Holders of convertible or share-linked securities: conditions for CTA09/S645 to apply
Holders of convertibles only: options over shares
Part 7 CTA09 accords a special tax treatment to convertible or exchangeable securities where certain conditions are met. These are in CTA09/S645(1)-(6).
- Condition A: There is a derivative contract which is a relevant contract to which a company is treated as a party under CTA09/S585(2) (CFM50420) because of a creditor relationship of the company. In other words, the company must bifurcate the hybrid security in its accounts, or have elected under CTA09/S416 to be treated as if it did.
- Condition B: The embedded relevant contract is an option (within S585(3)).
- Condition C: The underlying subject matter of the contract is ‘qualifying ordinary shares’ or ‘mandatorily convertible preference shares’ (as defined under S647(4) and (2), respectively - see below).

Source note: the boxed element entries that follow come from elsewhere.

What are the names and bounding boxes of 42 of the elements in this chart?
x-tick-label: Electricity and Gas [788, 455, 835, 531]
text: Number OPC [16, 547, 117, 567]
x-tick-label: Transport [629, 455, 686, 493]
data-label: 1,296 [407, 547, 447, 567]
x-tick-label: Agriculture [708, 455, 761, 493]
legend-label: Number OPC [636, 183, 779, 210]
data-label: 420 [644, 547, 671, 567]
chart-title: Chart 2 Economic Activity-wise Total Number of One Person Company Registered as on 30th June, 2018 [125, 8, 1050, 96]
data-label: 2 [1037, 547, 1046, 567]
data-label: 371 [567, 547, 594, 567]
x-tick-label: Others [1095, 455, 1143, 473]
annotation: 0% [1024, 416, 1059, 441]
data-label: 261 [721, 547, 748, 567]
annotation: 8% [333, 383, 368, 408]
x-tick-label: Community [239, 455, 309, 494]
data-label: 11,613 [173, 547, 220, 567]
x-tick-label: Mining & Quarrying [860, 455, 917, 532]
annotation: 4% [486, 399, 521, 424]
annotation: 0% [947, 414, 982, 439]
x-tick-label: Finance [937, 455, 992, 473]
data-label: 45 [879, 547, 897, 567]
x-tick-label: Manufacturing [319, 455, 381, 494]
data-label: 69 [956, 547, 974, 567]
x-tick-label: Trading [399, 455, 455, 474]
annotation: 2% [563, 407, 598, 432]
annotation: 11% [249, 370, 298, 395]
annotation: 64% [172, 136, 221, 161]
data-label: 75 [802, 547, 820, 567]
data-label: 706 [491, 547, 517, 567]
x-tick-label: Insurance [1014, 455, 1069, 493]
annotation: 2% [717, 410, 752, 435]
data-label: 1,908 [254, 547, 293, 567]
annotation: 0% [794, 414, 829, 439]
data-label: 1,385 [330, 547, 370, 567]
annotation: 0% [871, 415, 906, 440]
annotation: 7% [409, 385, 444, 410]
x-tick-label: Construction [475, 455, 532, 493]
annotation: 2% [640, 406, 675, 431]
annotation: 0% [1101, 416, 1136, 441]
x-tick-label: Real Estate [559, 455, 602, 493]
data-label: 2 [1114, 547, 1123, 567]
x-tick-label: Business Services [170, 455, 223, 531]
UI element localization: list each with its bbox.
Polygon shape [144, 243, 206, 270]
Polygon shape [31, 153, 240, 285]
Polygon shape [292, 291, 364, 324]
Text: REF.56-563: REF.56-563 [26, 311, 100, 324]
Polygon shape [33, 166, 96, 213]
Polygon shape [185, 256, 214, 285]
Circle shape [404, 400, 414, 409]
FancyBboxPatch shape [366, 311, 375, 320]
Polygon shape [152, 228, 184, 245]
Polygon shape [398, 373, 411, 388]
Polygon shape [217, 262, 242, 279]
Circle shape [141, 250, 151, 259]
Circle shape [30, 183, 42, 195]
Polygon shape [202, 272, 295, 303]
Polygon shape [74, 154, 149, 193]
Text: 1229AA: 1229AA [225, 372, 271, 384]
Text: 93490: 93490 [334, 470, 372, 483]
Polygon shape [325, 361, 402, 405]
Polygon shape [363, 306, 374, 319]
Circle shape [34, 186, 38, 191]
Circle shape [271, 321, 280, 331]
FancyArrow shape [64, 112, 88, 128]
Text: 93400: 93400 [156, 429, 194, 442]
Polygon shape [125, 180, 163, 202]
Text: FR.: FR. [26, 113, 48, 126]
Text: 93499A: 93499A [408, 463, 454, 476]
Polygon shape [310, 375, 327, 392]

- Condition D: The contract must not be held for trading purposes (other than the business of a life insurance company - see CFM54020).

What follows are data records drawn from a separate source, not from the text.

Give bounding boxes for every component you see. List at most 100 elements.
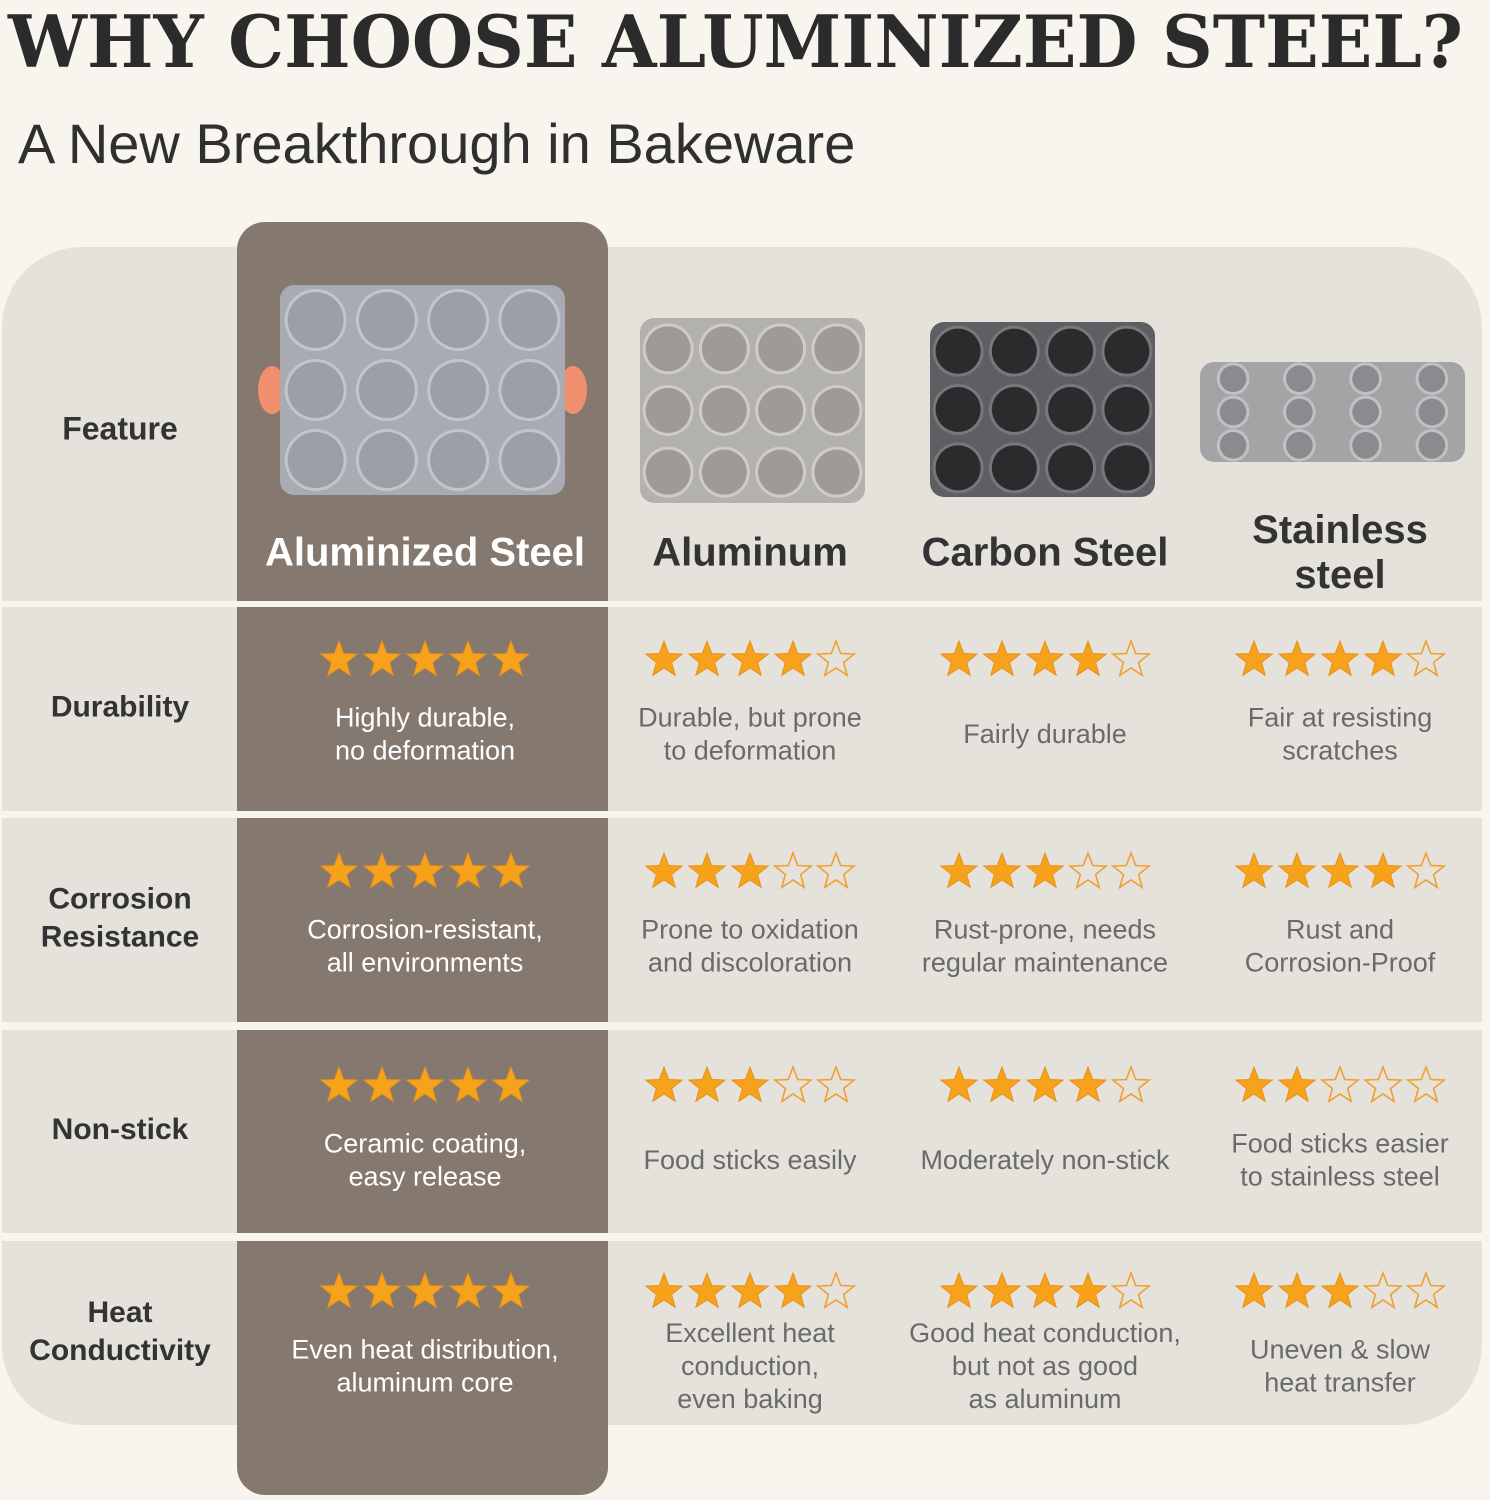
star-empty: [1110, 1064, 1152, 1104]
cell-text: scratches: [1282, 736, 1398, 766]
pan-cup: [935, 328, 981, 374]
star-filled: [730, 1271, 770, 1309]
star-filled: [687, 639, 727, 677]
cell-text: even baking: [677, 1384, 823, 1414]
star-filled: [730, 1065, 770, 1103]
star-empty: [1362, 1270, 1404, 1310]
star-filled: [319, 1271, 359, 1309]
pan-handle: [559, 366, 587, 414]
cell-text: Corrosion-resistant,: [307, 915, 543, 945]
cell-text: conduction,: [681, 1351, 819, 1381]
star-filled: [405, 639, 445, 677]
star-filled: [1234, 639, 1274, 677]
pan-cup: [991, 445, 1037, 491]
star-empty: [1110, 638, 1152, 678]
star-filled: [448, 1271, 488, 1309]
star-filled: [362, 1065, 402, 1103]
pan-body: [1200, 362, 1465, 462]
cell-text: Fairly durable: [963, 719, 1127, 749]
star-filled: [1277, 1271, 1317, 1309]
star-filled: [319, 639, 359, 677]
cell-text: Ceramic coating,: [324, 1129, 527, 1159]
pan-cup: [287, 362, 344, 418]
feature-header: Feature: [62, 410, 178, 446]
pan-cup: [991, 387, 1037, 432]
star-empty: [1405, 1270, 1447, 1310]
pan-cup: [358, 432, 415, 488]
star-filled: [730, 639, 770, 677]
star-empty: [815, 850, 857, 890]
column-header: Aluminum: [652, 531, 848, 575]
star-filled: [1234, 851, 1274, 889]
star-empty: [1405, 1064, 1447, 1104]
pan-cup: [1104, 445, 1150, 491]
pan-body: [930, 322, 1155, 497]
cell-text: as aluminum: [968, 1384, 1121, 1414]
star-filled: [319, 1065, 359, 1103]
cell-text: and discoloration: [648, 948, 852, 978]
star-empty: [1110, 1270, 1152, 1310]
feature-label: Durability: [51, 690, 190, 723]
feature-label: Non-stick: [52, 1113, 189, 1146]
star-filled: [1234, 1065, 1274, 1103]
star-filled: [405, 851, 445, 889]
star-filled: [405, 1271, 445, 1309]
star-empty: [1405, 638, 1447, 678]
pan-cup: [758, 388, 804, 433]
pan-cup: [1219, 398, 1247, 426]
pan-cup: [1104, 328, 1150, 374]
star-empty: [1405, 850, 1447, 890]
pan-cup: [1048, 328, 1094, 374]
feature-label: Corrosion: [48, 882, 191, 915]
pan-cup: [814, 326, 860, 372]
star-filled: [687, 851, 727, 889]
pan-cup: [1286, 398, 1313, 426]
star-empty: [815, 638, 857, 678]
pan-body: [640, 318, 865, 503]
pan-cup: [935, 387, 981, 432]
cell-text: Food sticks easier: [1231, 1129, 1449, 1159]
star-filled: [319, 851, 359, 889]
cell-text: Prone to oxidation: [641, 915, 859, 945]
cell-text: to deformation: [664, 736, 837, 766]
star-empty: [1110, 850, 1152, 890]
star-filled: [939, 639, 979, 677]
pan-cup: [287, 432, 344, 488]
cell-text: Good heat conduction,: [909, 1318, 1181, 1348]
feature-label: Conductivity: [29, 1334, 211, 1367]
star-filled: [491, 639, 531, 677]
star-filled: [1363, 851, 1403, 889]
star-filled: [1320, 1271, 1360, 1309]
pan-cup: [1048, 387, 1094, 432]
star-filled: [1277, 639, 1317, 677]
cell-text: to stainless steel: [1240, 1162, 1440, 1192]
cell-text: heat transfer: [1264, 1368, 1416, 1398]
star-filled: [687, 1271, 727, 1309]
pan-cup: [645, 326, 691, 372]
star-empty: [1362, 1064, 1404, 1104]
pan-cup: [358, 292, 415, 348]
pan-cup: [1418, 398, 1446, 426]
pan-cup: [645, 388, 691, 433]
star-filled: [644, 1065, 684, 1103]
star-empty: [772, 1064, 814, 1104]
pan-cup: [430, 432, 487, 488]
pan-cup: [1418, 365, 1446, 392]
pan-cup: [645, 449, 691, 495]
star-filled: [448, 1065, 488, 1103]
cell-text: Even heat distribution,: [291, 1335, 558, 1365]
pan-cup: [1286, 365, 1313, 392]
star-filled: [1234, 1271, 1274, 1309]
star-filled: [644, 639, 684, 677]
pan-cup: [1104, 387, 1150, 432]
star-filled: [982, 1065, 1022, 1103]
pan-cup: [814, 449, 860, 495]
star-filled: [939, 851, 979, 889]
pan-cup: [1219, 365, 1247, 392]
pan-cup: [430, 292, 487, 348]
star-filled: [491, 1271, 531, 1309]
subtitle: A New Breakthrough in Bakeware: [18, 112, 855, 175]
pan-cup: [287, 292, 344, 348]
cell-text: all environments: [327, 948, 524, 978]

- Condition E: The company is not an authorised unit trust, an investment trust, an open-ended investment company or a venture capital trust (these are ‘excluded bodies’ as defined under CTA09/S706, and are exempt from tax on chargeable gains).
There is now no connected party exclusion under S645. But for accounting periods ending before 16 March 2005, the company must not be ‘connected’ with the issuer.
CTA09/S646 states an exclusion from S645 - it does not apply where the conversion shares have a pre-determined cash value. Such a security is redeemed for a fixed amount of ‘money’s worth’: essentially this is no different from a security redeemable for a fixed amount of cash.
Qualifying ordinary shares
These are shares in a company which satisfy conditions A and B:
- Condition A: any shares, except those carrying a right to a fixed rate dividend but no other rights to share in profits, or shares carrying no right to a dividend of any description, and no other rights.
- Condition B: the shares are listed on a recognised stock exchange, or are shares in a holding or trading company (as defined under TCGA92/S165A).
Mandatorily convertible preference shares
A company whose shares are publicly traded may not wish to undertake a new issue of shares to satisfy the rights of holders of convertible securities, because of the pre-emption rights of existing shareholders. It is therefore not unusual for the securities to be issued by an offshore subsidiary company, and to convert into ‘mandatorily convertible’ (or ‘mandatorily exchangeable’) preference shares of this company. These shares must then be exchanged for listed shares in the parent company. Thus the statute defines mandatorily convertible preference shares as shares which
- represent the creditor loan relationship;
- are not ‘qualifying ordinary shares’ (as defined above); and
- under the terms of the security, must be converted into, or exchanged for, ‘qualifying ordinary shares’ within 24 hours of being acquired by the holder.